= Pulkovo Heights =

Hill chain near Saint Petersburg, Russia

Pulkovo Heights (Пу́лковские высо́ты) is a chain of hills located to the south of Saint Petersburg. They run to the south-west in the direction of the Izhora Plateau and have an altitude of up to 73 meters.

In Neolithic times (about 7500–5000 years ago) Pulkovo heights were Littorina Sea coast. Its bottom is a modern Neva Lowland with stretching on her St. Petersburg. The ancient sea gradually retreated and took the place of the current Baltic Sea. Apparently, the place abounded with impassable forests and swamps. Thick forest covered the Pulkovo heights, but it was gradually cut down.

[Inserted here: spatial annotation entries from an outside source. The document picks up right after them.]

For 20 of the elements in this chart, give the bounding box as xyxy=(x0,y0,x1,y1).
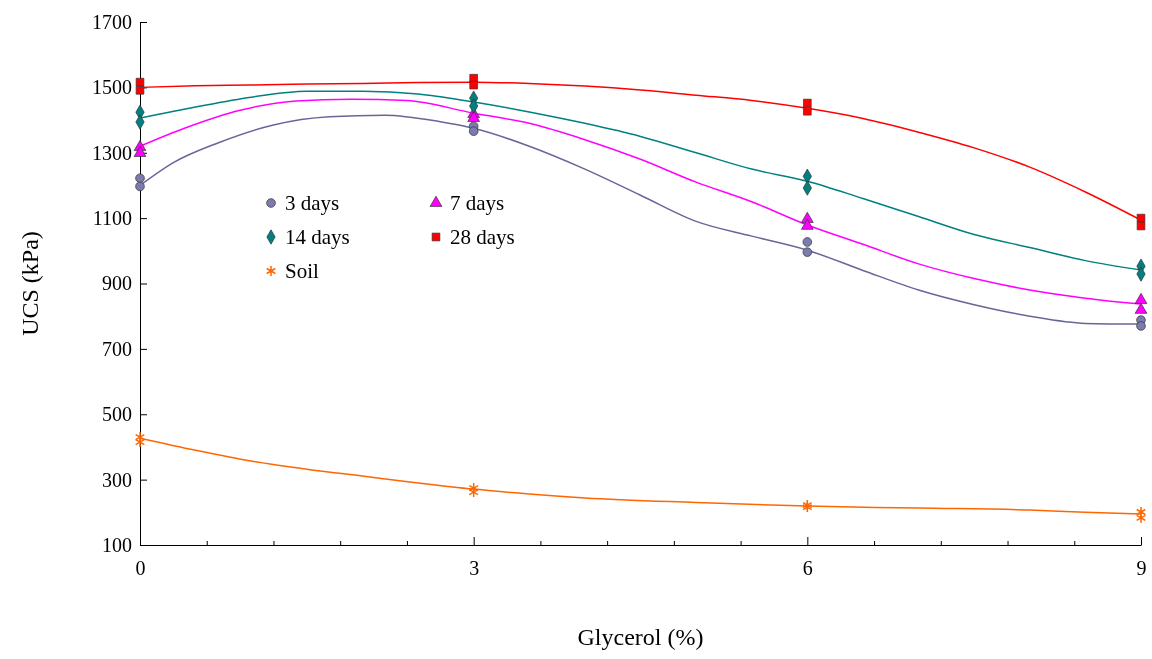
legend-label: 7 days xyxy=(450,191,505,215)
y-axis-title: UCS (kPa) xyxy=(17,231,43,336)
legend-label: 3 days xyxy=(285,191,340,215)
x-tick-label: 9 xyxy=(1136,557,1147,580)
y-tick-label: 100 xyxy=(102,533,132,556)
legend-label: Soil xyxy=(285,259,320,283)
y-tick-label: 1700 xyxy=(92,10,132,33)
x-tick-label: 0 xyxy=(135,557,146,580)
x-axis-title: Glycerol (%) xyxy=(577,624,704,650)
y-tick-label: 1500 xyxy=(92,76,132,99)
x-tick-label: 3 xyxy=(469,557,480,580)
legend-label: 14 days xyxy=(285,225,350,249)
y-tick-label: 1300 xyxy=(92,141,132,164)
y-tick-label: 300 xyxy=(102,468,132,491)
y-tick-label: 500 xyxy=(102,403,132,426)
y-tick-label: 1100 xyxy=(92,207,132,230)
y-tick-label: 700 xyxy=(102,337,132,360)
x-tick-label: 6 xyxy=(802,557,813,580)
y-tick-label: 900 xyxy=(102,272,132,295)
legend-label: 28 days xyxy=(450,225,515,249)
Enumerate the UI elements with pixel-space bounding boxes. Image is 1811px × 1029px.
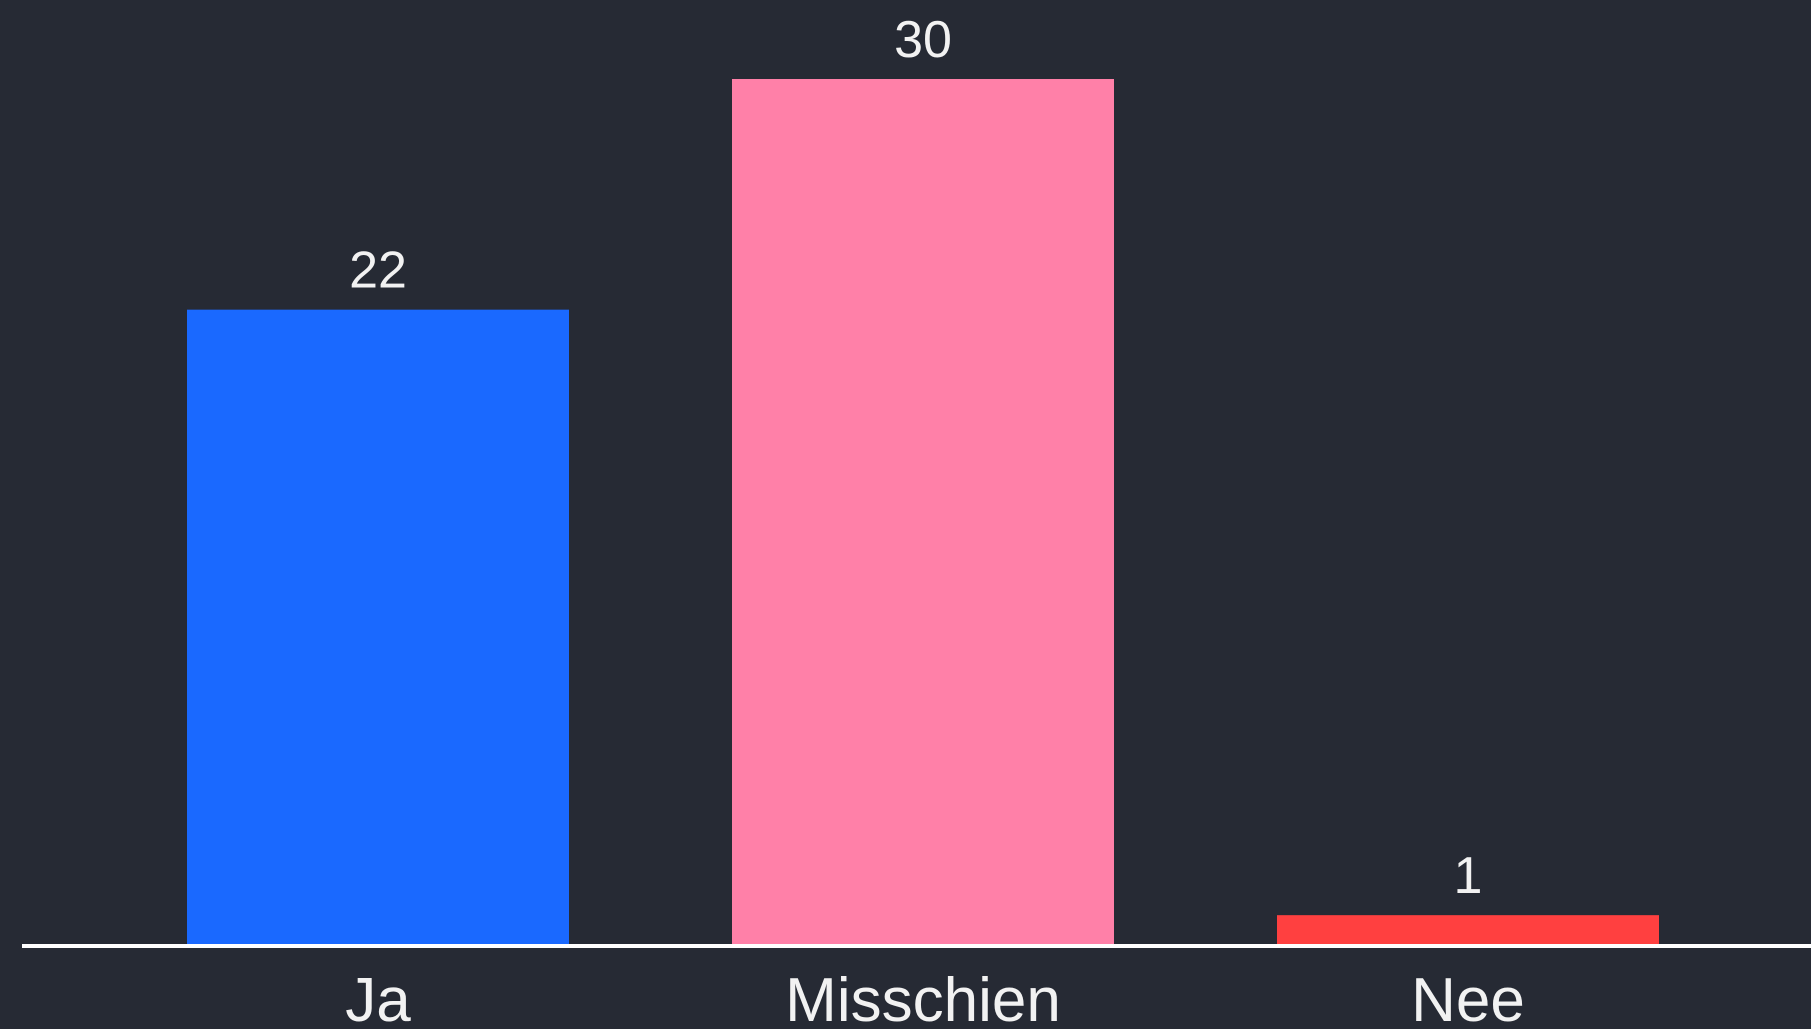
value-label-ja: 22 (349, 242, 407, 300)
category-label-misschien: Misschien (785, 966, 1061, 1029)
bar-ja (187, 309, 569, 945)
bars-layer (187, 79, 1659, 945)
category-label-nee: Nee (1411, 966, 1525, 1029)
value-label-nee: 1 (1454, 847, 1483, 905)
category-label-ja: Ja (345, 966, 411, 1029)
bar-misschien (732, 79, 1114, 944)
bar-nee (1277, 915, 1659, 944)
category-labels-layer: Ja Misschien Nee (345, 966, 1525, 1029)
value-label-misschien: 30 (894, 11, 952, 69)
value-labels-layer: 22 30 1 (349, 11, 1482, 905)
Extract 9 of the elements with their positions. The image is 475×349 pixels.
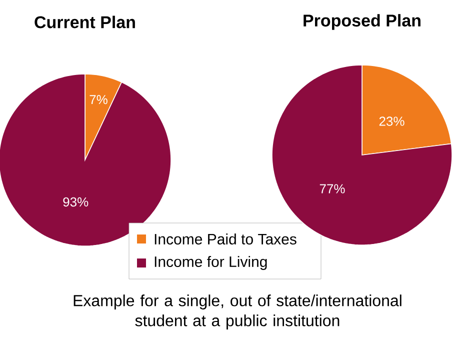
legend-label: Income for Living [154, 256, 267, 270]
legend-label: Income Paid to Taxes [154, 233, 296, 244]
data-label: 23% [379, 116, 404, 126]
data-label: 7% [90, 95, 108, 104]
data-label: 93% [63, 197, 88, 207]
text: Example for a single, out of state/international student at a public institution [74, 294, 402, 330]
chart-title: Current Plan [34, 16, 135, 28]
data-label: 77% [320, 184, 345, 194]
chart-title: Proposed Plan [304, 14, 420, 30]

In the 18th century, located at the foot of Pulkovo village of Gallerovo, Tolmachevo, Pesky, Lower and Upper Koyerovo, Kamen, Kiskino, Glinyanaya Gora, a neighborhood on the site of Pulkovo – Pulkovo village, founded in 1714 at the Pulkovo Manor. A road ran from Pulkovo Koporye in Ladoga.

On 12 November 1917, during the October Revolution, Alexander Kerensky and Pyotr Krasnov, commanding 700 Cossacks of the 3rd Cavalry Corps, were forced to retreat back to Gatchina Palace after being stopped at Pulkovo Heights by Red forces.

The hills were used as a natural defense line during the Russian Civil War and the siege of Leningrad, when the Germans occupied the hills from September 1941 to January 1944. It is the location of the Pulkovo Observatory and the industrial suburb of Shushary.